Now,The New Greenmarket Cookbook brings to life the variety, flavor, and personal connections that have made the Greenmarket a culinary destination known the world over. Following the natural cycle of a year at the market, with chapters organized by season, the book offers easy, delicious restaurant recipes from the top chefs who frequent the stands for ingredients and inspiration.
With full–color photos to illustrate the simple–yet–spectacular dishes—think sugar snap pea and whipped-ricotta tartines, pavlova with strawberries and basil, cider–braised pork shoulder, dandelion green salad with pancetta, cantaloupe and hyssop popsicles, and lemon thyme panna cotta—The New Greenmarket Cookbook is a gorgeous, flavorful journey through a bountiful year at the Greenmarket.

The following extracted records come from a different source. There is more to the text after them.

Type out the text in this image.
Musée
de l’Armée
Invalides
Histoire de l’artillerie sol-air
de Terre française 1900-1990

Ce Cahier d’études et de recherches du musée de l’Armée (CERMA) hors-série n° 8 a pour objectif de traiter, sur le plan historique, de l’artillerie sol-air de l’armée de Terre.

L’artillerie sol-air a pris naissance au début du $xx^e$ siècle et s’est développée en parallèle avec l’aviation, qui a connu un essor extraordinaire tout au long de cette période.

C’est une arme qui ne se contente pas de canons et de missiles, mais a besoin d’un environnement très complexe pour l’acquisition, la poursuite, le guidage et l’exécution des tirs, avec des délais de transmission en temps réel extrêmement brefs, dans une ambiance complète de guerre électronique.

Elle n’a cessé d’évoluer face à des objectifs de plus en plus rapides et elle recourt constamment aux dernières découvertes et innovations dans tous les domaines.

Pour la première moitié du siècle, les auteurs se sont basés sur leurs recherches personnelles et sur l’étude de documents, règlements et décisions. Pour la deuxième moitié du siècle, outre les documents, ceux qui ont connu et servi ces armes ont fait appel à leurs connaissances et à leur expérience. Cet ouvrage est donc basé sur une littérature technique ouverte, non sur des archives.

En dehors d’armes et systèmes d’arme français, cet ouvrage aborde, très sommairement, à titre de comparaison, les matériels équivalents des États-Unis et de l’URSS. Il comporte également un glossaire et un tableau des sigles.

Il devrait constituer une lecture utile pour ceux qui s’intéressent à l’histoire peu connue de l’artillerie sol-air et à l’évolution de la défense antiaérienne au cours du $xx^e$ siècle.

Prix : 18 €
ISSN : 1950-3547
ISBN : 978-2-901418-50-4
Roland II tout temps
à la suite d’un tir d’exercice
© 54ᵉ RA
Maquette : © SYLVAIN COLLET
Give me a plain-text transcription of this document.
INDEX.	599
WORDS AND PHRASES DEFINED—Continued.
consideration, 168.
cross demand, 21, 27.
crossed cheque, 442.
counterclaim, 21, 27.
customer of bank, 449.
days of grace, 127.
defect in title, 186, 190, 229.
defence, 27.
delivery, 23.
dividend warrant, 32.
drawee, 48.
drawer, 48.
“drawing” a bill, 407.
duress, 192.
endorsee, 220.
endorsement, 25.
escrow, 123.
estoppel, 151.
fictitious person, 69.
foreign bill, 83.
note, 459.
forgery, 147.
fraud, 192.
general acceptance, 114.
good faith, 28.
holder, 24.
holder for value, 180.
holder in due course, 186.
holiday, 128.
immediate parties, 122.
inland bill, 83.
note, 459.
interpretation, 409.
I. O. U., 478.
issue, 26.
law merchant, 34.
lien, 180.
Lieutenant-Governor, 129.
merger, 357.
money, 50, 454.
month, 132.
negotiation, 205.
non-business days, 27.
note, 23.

First, I love that that everything is organized by season. Now that I live back in suburbia, it is nice to have an idea of what I can use and when. The recipes are truly inspiring and always leave you wanting more. I made the Spicy Sweet Potato salad for a cookout recently and it went so fast, I neglected to take a picture. (bad blogger). However I was able to capture the Pasta with Brussel Sprouts and Pancetta (before my Brussel sprout-loving husband attacked it). The ladies at work were begging for the recipe when I happened to bring in my tiny bit of leftovers.
Food should be inspiring and i know a certain New York City dweller (looking at your Bro), who is getting a copy of this amazing cookbook.